Selten zeigt sich der Charakter der Institution Schule, als ein der Gesellschaft gegenüber hochgradig offenes System so deutlich wie beim Thema Digitalisierung. Die Digitalisierung des Unterrichts wird seit Jahren heiß diskutiert. Längst sind digitale Medien in den Unterricht eingezogen. In der Praxis hat sich allerdings noch kein Königsweg aufgetan.
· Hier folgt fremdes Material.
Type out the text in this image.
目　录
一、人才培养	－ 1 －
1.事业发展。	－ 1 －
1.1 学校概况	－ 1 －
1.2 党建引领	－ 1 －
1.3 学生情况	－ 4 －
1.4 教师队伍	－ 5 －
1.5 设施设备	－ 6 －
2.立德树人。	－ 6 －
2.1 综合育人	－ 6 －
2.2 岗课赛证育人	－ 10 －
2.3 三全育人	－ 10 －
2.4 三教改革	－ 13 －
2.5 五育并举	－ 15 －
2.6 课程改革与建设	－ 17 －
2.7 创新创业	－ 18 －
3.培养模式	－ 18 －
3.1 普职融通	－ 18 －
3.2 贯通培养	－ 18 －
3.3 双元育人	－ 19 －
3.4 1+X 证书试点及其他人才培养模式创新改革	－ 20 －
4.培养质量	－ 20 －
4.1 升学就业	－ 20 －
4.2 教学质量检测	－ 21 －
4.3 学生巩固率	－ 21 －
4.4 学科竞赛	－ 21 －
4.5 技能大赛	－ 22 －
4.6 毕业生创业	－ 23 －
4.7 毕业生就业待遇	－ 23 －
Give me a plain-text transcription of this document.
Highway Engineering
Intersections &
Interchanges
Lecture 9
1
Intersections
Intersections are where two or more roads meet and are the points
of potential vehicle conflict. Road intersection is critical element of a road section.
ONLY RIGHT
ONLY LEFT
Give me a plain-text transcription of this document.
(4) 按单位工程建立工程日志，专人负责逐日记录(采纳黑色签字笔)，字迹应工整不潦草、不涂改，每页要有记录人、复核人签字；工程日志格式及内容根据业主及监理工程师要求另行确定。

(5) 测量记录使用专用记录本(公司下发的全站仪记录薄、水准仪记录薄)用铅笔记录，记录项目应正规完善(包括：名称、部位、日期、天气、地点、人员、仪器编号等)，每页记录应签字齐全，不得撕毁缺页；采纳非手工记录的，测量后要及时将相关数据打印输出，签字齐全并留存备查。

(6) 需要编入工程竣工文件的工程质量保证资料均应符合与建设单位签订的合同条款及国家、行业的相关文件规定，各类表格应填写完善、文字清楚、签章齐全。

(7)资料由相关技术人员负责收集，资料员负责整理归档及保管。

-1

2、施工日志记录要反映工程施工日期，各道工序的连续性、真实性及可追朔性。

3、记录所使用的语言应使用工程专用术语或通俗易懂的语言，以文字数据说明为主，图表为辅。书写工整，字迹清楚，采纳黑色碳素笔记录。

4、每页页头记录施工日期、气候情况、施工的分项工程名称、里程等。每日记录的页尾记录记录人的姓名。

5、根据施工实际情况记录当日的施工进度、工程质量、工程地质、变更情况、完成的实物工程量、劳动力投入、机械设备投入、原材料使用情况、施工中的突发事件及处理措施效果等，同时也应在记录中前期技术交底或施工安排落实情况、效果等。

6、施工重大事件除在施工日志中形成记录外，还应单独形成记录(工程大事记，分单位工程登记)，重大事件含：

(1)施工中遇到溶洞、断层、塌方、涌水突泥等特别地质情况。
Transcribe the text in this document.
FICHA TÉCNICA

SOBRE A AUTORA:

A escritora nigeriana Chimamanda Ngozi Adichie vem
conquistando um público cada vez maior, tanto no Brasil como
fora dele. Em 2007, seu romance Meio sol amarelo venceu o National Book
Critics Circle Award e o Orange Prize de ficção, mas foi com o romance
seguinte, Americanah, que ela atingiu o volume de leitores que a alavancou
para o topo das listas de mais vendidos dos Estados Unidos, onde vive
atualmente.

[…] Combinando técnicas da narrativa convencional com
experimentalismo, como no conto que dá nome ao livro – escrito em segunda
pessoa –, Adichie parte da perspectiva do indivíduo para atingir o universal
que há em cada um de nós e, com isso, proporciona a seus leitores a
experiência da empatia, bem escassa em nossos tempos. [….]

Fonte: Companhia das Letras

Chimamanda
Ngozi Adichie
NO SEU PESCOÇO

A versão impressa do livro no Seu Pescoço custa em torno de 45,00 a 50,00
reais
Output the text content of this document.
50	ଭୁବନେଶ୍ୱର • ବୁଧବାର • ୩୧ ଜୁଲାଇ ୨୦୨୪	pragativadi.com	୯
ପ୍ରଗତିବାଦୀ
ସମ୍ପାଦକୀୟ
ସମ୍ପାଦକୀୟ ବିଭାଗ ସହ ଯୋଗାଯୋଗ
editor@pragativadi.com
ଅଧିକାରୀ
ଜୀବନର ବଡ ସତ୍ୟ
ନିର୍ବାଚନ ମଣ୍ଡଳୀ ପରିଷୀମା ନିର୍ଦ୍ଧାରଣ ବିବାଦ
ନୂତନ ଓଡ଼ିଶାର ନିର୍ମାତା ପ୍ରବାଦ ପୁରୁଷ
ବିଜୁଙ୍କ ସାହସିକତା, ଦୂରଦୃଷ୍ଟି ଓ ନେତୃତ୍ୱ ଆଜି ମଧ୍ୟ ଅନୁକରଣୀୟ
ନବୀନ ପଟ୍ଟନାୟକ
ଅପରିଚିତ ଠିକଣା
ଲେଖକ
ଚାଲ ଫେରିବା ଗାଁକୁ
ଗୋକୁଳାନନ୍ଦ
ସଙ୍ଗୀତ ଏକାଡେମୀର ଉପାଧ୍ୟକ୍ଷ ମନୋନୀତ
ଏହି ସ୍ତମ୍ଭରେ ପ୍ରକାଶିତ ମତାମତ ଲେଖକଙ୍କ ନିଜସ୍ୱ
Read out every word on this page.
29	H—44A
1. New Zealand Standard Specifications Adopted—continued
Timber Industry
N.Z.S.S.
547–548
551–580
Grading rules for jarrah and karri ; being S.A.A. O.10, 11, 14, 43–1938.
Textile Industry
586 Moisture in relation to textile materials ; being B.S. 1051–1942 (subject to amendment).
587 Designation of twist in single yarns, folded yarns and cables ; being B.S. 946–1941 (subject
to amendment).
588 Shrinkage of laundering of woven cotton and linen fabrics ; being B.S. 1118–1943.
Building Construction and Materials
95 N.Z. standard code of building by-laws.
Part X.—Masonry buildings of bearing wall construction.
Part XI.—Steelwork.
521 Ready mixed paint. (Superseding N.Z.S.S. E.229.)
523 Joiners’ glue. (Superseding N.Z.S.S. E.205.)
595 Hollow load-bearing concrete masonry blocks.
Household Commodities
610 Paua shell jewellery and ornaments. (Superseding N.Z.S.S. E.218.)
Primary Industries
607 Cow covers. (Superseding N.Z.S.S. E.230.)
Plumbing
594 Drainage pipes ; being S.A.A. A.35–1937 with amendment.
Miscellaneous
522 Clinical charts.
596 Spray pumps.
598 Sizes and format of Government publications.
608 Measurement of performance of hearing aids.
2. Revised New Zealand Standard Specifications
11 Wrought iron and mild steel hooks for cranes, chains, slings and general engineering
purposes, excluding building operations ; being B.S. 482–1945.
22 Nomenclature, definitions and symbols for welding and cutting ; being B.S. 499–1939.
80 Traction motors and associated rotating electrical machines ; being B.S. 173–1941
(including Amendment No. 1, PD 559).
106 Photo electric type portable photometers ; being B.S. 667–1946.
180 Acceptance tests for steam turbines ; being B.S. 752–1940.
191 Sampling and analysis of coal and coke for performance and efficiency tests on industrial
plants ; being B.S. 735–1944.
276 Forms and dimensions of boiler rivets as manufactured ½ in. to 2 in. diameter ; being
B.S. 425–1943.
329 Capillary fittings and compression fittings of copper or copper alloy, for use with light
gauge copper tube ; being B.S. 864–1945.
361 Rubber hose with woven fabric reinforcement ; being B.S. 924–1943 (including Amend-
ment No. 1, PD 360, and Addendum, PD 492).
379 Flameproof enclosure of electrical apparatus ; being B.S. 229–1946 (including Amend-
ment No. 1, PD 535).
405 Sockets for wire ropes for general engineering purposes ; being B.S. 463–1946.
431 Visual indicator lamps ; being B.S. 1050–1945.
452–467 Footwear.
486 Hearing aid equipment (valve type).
Lehrer sind im Kern mit dem Problem alleine gelassen, flankiert von einer unüberschaubaren Zahl von Beratern mit unterschiedlichen Interessen. Wann, wie oft und welche Programme sollen Lehrer am Computer einsetzen? Welchen Nutzen haben sie? Welche Funktionen können sie im Unterricht übernehmen? Dazu gibt es eine schwer zu überschauende Fülle an Forschungsprojekten. Das Zentrum für internationale Bildungsvergleichsstudien (ZIB) an der Technischen Universität München (TUM) hat nun im Auftrag der Kultusministerkonferenz 79 Studien ausgewertet, die seit 2000 weltweit erschienen sind.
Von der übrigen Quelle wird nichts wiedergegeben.